Sekadar informasi, KPK telah menetapkan tersangka baru atas kasus dugaan suap terkait bantuan keuangan dari Provinsi Jawa Barat kepada Pemerintah Kabupaten Indramayu tahun anggaran 2017 sampai 2019. Hal itu sejalan dengan adanya penyidikan baru dalam kasus ini.
"Saat ini KPK sedang melakukan kegiatan pengembangan penyidikan dugaan penerimaan hadiah atau janji terkait bantuan keuangan dari Provinsi Jawa Barat kepada Pemerintah Kabupaten Indramayu Tahun Anggaran 2017-2019," kata Ali.
Namun, Ali masih enggan membeberkan siapa tersangka baru hasil pengembangan perkara ini.
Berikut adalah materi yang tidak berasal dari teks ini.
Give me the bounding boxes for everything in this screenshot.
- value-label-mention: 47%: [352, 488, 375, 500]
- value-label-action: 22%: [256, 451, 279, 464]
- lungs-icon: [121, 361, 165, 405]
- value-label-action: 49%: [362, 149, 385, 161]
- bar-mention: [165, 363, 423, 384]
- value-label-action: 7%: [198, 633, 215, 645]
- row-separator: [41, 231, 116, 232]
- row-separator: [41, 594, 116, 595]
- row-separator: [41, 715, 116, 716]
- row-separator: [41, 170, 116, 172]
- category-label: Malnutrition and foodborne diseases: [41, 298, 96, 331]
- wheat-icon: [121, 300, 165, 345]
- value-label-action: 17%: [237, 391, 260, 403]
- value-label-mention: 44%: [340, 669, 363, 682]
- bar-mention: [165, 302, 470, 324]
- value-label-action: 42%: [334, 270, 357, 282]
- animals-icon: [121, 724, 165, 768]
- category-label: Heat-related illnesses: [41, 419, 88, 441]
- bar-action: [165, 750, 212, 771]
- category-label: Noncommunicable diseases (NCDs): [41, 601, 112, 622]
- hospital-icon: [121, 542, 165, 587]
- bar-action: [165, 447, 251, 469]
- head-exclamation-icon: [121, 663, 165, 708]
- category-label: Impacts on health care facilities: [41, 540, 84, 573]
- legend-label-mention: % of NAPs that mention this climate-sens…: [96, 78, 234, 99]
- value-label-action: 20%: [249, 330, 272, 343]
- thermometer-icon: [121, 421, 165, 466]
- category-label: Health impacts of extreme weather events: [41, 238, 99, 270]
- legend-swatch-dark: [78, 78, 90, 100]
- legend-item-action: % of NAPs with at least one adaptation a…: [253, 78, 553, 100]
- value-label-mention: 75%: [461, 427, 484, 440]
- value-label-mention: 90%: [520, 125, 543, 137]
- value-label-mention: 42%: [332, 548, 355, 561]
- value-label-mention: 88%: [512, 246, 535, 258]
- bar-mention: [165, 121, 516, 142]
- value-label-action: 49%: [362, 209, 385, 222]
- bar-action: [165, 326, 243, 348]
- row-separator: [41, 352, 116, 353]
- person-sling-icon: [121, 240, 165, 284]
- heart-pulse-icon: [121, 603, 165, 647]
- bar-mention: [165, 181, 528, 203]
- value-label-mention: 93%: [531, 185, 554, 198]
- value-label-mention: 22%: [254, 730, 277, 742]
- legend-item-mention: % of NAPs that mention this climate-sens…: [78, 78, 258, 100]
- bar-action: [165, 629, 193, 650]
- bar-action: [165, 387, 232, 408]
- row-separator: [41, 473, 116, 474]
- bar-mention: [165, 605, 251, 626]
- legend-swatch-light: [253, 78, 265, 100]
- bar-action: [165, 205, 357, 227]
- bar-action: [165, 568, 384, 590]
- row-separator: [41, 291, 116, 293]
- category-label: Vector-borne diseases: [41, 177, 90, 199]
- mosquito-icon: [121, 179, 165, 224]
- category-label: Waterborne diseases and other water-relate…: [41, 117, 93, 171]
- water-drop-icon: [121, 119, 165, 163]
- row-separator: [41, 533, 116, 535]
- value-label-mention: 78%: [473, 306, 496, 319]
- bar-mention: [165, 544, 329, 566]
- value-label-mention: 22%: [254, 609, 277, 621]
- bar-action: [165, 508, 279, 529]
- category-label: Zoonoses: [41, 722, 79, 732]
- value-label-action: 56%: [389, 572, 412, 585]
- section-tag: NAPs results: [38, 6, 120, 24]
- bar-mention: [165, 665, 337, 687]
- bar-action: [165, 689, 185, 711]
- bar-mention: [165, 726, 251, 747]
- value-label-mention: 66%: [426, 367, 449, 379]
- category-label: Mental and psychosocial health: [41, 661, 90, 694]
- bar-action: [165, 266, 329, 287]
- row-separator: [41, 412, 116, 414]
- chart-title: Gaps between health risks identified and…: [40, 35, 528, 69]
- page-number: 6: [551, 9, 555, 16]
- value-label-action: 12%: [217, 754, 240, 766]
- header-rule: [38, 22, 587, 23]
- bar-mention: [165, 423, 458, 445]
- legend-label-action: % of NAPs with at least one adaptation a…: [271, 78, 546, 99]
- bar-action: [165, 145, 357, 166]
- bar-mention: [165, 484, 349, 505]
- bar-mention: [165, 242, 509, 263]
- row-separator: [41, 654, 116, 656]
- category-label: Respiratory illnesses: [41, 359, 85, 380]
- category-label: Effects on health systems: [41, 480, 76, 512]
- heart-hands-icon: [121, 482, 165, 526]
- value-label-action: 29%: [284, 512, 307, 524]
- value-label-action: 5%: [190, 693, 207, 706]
Pun demikian terkait konstruksi pengembangan perkara ini. Kata Ali, pihaknya akan mengumumkan secara detail ke publik setelah KPK melakukan penangkapan dan penahanan terhadap tersangka baru itu.
"Kami saat ini belum dapat menyampaikan kronologis kasus dan tersangkanya karena KPK sebagaimana telah kami sampaikan terkait ini bahwa untuk pengumuman tersangka akan dilakukan saat penangkapan dan atau penahanan telah dilakukan terhadap para tersangka," ucap Ali.
Penetapan tersangka baru itu merupakan pengembangan dari kasus yang menjerat Supendi dan mantan Anggota DPRD Jawa Barat Abdul Rozaq Muslim, sebagai tersangka dalam perkara ini.